Gemini Therapeutics, a biotech company with a focus on precision medicine for ocular and renal disease, started trading last month on the Nasdaq Global Market (GMTX), becoming one of the latest life sciences companies to merge with a special purpose acquisition company (SPAC), which are all over Wall Street these days.
SPACInsider reports that last year SPACs raised about $83 billion in gross proceeds – way up from the $13.6 billion they raised in 2019. SPACs aren’t new, but they have become more popular in recent years, particularly in healthcare, a space in which the number of SPAC deals climbed from two in 2019 to 22 in 2020, reports Matt Wolf of The Real Economy Blog.
What’s a SPAC?
A SPAC is formed specifically to raise capital through an initial public offering for the purpose of acquiring an existing company. Investors typically have an interest in a particular sector, but they don’t know what they’ll be investing in. Funds raised can’t be disbursed except to complete an acquisition or to return the money to investors if the SPAC doesn’t complete a deal in two years.
While SPACs have advantages for smaller companies, including a higher sale price, SPAC deals aren’t all small potatoes. Virgin Galactic merged with a SPAC in 2019 in a deal valued at $800 million.
The Gemini SPAC Merger
Gemini merged with FS Development Corp. (FSDC), a SPAC sponsored by Foresite Capital. Gemini raised about $216 million through a combination of funds held by FSDC and private investment in public equity (PIPE). In January Foresite announced that it had raised $969 million in a new fund for healthcare start-ups.
Gemini CEO Jason Meyenburg, MBA, said the merger allowed the company to enter the public market despite uncertainty. Would the biotech market stay hot?
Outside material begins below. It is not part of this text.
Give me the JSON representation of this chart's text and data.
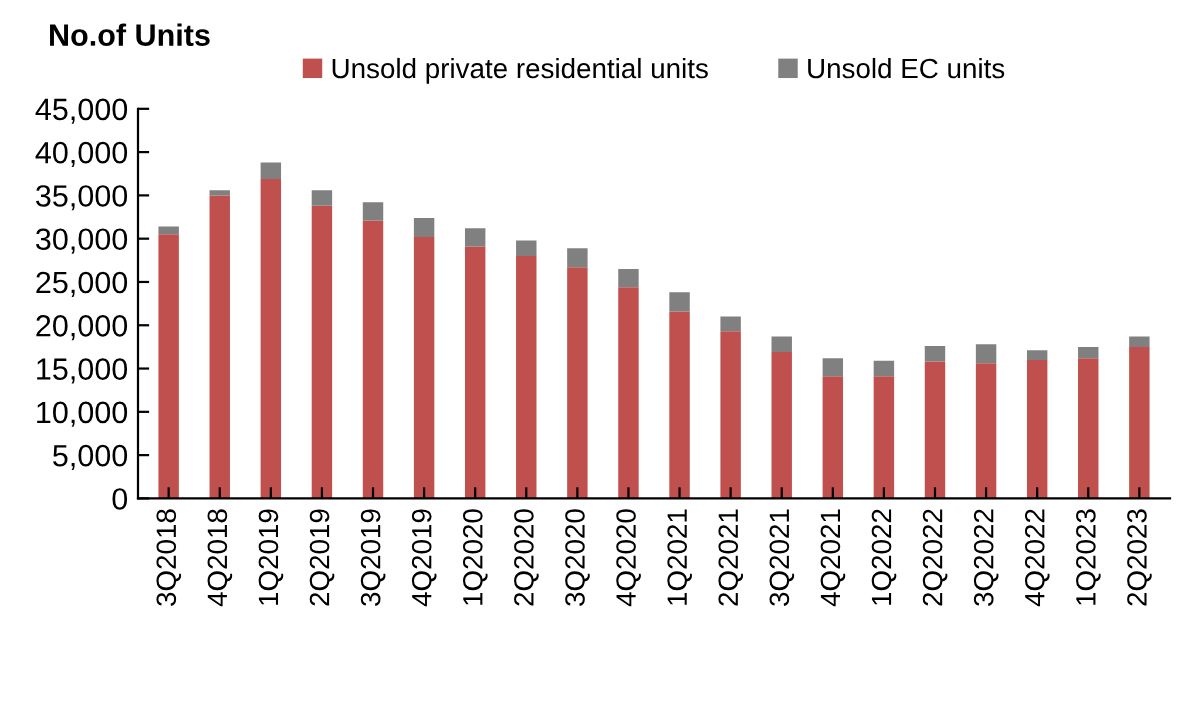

How will the market change under the current administration? The cachet of Foresite Capital made FSDC a natural choice.
“We immediately saw their interest in our story,” Meyenburg said. “They brought in savvy healthcare investors that we would have targeted for an IPO anyway. Foresite was an A-list SPAC in our book.”
Allure of Gemini’s Pipeline
Gemini’s pipeline made it an attractive target for Foresite. Funds from the merger will allow Gemini to advance its lead program, GEM103, a candidate for dry age-related macular degeneration (AMD).
GEM103, which received Fast Track designation from the Food and Drug Administration in January, is a recombinant protein aimed to treat a subset of dry AMD patients with a complement factor H (CFH) gene mutation. About 40% of dry AMD patients have this genetic variant, which is linked to progression from early- to late-stage geographic atrophy.
The mutation leads to the exaggerated immune response present in AMD. GEM103 augments CFH activity by inhibiting its negative effects (immune response) while keeping its beneficial effects, which include clearing cell debris and repairing oxidative damage.
“Historically, we treat AMD with anti-VEGF inhibitors,” said Meyenburg. “They inhibit CFH but don’t bring you back to homeostasis.” GEM103 would restore that stability.
Phase IIa Trial
Gemini recently completed enrollment in the Phase IIa ReGAtta study, a dose-escalation study of GEM103. The study will investigate safety and tolerability, explore ocular biomarkers, and measure retinal anatomy and function. Meyenburg said the company expects to have top-line data in Q2.
Also in early February, Gemini announced enrollment in a Phase IIa trial in wet AMD to investigate GEM103 as an add-on to anti-VEGF therapy in patients at risk for progressive vision loss due to geographic atrophy. The therapy may slow the atrophy so patients can continue with their anti-VEGF treatments.